Impulstaten hinterlassen jede Menge Spuren. Tötungsdelikte zwischen Deutschen kommen weit weniger vor, sie kommen natürlich vor, bei Ausländern noch mehr, aber das ist ein Reizthema.

 

In meinem Auto formt sich bereits die Vorstellung, dass ich ganz dringend mit John Ackermann sprechen muss.
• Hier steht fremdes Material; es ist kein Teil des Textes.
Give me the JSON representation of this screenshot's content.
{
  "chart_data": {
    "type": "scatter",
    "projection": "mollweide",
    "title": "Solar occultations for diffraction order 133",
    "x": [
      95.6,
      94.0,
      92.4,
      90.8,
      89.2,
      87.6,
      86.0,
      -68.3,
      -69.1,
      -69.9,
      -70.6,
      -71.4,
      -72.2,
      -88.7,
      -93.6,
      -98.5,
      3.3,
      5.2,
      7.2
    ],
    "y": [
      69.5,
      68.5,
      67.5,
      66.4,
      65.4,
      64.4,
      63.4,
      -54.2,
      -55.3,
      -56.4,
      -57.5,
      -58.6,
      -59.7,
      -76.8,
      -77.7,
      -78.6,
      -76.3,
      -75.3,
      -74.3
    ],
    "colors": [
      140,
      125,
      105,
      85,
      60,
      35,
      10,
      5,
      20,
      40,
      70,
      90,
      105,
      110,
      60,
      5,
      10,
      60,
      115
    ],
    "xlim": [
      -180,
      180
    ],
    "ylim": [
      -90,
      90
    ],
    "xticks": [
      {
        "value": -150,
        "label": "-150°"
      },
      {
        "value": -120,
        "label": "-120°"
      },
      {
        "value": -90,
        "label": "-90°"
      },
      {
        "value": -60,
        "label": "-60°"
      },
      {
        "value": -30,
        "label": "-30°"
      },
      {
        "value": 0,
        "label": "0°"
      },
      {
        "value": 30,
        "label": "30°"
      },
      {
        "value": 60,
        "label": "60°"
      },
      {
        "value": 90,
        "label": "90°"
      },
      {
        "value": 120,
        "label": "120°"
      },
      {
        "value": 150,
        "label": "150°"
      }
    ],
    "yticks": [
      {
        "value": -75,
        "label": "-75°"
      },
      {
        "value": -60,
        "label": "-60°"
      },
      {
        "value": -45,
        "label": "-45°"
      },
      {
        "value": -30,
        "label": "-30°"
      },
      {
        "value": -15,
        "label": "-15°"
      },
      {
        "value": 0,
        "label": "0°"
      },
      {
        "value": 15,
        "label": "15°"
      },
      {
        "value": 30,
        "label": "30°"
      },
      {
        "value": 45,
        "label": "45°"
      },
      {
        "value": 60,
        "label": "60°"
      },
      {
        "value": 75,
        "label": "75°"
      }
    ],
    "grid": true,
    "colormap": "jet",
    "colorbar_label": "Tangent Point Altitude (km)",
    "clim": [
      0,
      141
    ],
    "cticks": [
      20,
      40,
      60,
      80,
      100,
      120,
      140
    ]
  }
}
Taten wegen der Eifersucht oder wegen irgendeiner Rache sind so selten ja nicht, leicht untertrieben. Schließlich war Frau Ackermann in Scheidung lebend: da stellt sich dringend die Frage, wer eigentlich John Ackermann ist.                                                                                                         

 

Ich komme im Revier in Hannover an. Ich stelle den Wagen ab und eile hinauf in mein Büro. Auf der Treppe fällt mir ein, dass ich die Villa noch gar nicht näher in Augenschein genommen habe. `Irgendjemand von den Kollegen hätte mich doch daran als Leiterin der Ermittlung erinnern können`, sage ich zu mir selbst. `Das hätten die Kollegen in Hannover natürlich getan. Zum Beispiel wäre das Schlafzimmer des Tötungsopfers von Interesse gewesen oder die Frage, ob sie Besuch gehabt hat. Die KTU wird das berichten, und ich kann morgen noch mal zu der Villa fahren.` Justus Meier ist bereits informiert und hat die Fakten zusammengetragen.

 

"Frau Ackermann ist eine Architektin", berichtet Meier. "Sie macht Innenarchitektur oder machte. Ihr Mann ist ein Betriebswirt und produziert Handschuhfachdeckel für Autos in ganz Europa. Er produziert in Springe und in der Ukraine. Er produziert für VW und damit für SEAT, SKODA und sogar für Bentley. Seine Augen leuchten, als das Wort `Bentley` über seine Lippen kommt.

 

Ich winke ab. "Und wo ist Herr Ackermann zur Zeit?" "Herr Ackermann ist zurzeit in der Ukraine, das haben die Springer Mitarbeiter mitgeteilt, die ich angerufen habe." "Ja, wirklich schön, dann organisieren Sie mir mal den Herrn Ackermann hierher und zwar pronto." Ich gieße mir am Kaffeeautomaten den ersten Kaffee des Tages ein.